I just think it's unfair for a data structure that doesn't have droppable elements to run destructors for objects that belonged to completely different structures. Is this something you agree with?
Kinda, but not really. It's basically the premise of crossbeam, and users have already accepted an expensive set of deallocations on pin. Same with Arc - you accept that maybe you trigger a huge drop set. I don't think the solution is to give up and do something more expensive. The epoch GC should definitely be incremental, drops should probably be considered differently from plain frees, and per-datastructure or per-type bags should be considered. But I really don't think that a refcount on data reference is a good forced solution.

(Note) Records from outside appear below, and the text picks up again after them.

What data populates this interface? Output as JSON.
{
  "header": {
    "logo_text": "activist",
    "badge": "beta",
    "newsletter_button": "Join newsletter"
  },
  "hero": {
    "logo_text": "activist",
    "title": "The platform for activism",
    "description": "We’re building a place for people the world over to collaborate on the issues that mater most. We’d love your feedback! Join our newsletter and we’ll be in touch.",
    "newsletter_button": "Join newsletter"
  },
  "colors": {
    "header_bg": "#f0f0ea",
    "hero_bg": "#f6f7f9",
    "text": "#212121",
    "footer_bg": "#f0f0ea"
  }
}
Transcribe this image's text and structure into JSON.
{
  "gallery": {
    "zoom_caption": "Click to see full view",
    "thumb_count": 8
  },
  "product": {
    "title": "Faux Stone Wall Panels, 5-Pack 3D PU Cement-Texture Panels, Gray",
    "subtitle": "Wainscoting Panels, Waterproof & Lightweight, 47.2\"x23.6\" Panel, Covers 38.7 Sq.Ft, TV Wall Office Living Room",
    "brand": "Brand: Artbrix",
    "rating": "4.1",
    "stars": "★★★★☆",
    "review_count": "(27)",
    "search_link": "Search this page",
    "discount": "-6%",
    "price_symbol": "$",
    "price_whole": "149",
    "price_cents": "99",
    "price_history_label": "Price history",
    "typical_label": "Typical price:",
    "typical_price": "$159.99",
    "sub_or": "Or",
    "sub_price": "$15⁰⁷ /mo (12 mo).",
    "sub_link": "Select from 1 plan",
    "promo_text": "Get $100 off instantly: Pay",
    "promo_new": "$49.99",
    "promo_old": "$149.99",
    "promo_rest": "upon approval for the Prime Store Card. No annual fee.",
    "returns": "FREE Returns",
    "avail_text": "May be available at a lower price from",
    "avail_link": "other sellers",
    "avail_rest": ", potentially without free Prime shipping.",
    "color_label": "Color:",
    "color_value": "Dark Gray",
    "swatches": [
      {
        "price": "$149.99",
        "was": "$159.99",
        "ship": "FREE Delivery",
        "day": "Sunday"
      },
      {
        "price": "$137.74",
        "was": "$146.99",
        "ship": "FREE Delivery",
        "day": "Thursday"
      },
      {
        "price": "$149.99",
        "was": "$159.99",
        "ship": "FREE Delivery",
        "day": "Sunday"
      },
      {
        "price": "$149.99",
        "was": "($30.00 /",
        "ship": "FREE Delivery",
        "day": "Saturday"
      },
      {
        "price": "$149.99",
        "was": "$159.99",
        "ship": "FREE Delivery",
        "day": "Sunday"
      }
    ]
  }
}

This is true. Pinning requires a SeqCst fence and refcounting requires AcqRel fences. A simple way to eliminate subsequent SeqCst fences incurred by pinning is by creating a pin yourself beforehand (remember that pinning is reentrant).
On Intel, all RMW operations act as a SeqCst fence and on Arm, AcqRel results in the same fences as SeqCst for RMW operations and power isn't much better. Even on aarch64, I suspect that the 'optimized' ll/sc operations carry the same fence cost on most implementations. Some very weak results I have support this. Ultimately though, an atomic refcount increment and decrement doesn't come cheap unless the cache line is already held in an exclusive state, in which case it's just expensive.
Can you wait for one week, starting from today, until I finish my skiplist? Iterators are based on refcounting and the overhead is really small.
Absolutely! I would be very happy if empirically the cost wasn't very big! With anything linked you have to wait for loads to complete anyways so maybe it doesn't matter too much. I'm very glad to see that a good skiplist is almost done since I need one for transactional datastructures and don't want to rewrite one.
Care to share them?
For latency control - my thoughts are essentially that if you accept the fact that you may enter a GC run and do a lot of deallocations you've already given up on any sort of tight latency. With that in mind, I think it's more fruitful to think about controlling when threads can/can't GC, how much time they can GC for, how many elements, etc. Segregated drop/non-drop lists could go a long ways, especially in combination with per-datastructure drop bags.
Memory usage control: Similar situation to above. You have to accept that in a concurrent situation, you can get exact control over how much memory is used. Refcounting can free memory more quickly, but still can't free you from a stuck thread. With per-datastructure epochs or multiple distinct EBR groups a structure can register to a lot could be done to prevent a stuck thread in some random location from blocking memory reclamation.
Maybe a better plan could be to find a scheme that would let an eager destruction scheme work on top of crossbeam without preventing one from submitting destructors to the garbage bags. While exposing this to users would increase complexity, maybe it could be hidden by default and only users that can sacrifice throughput for tighter drop latency can use the option. Sounds tricky though.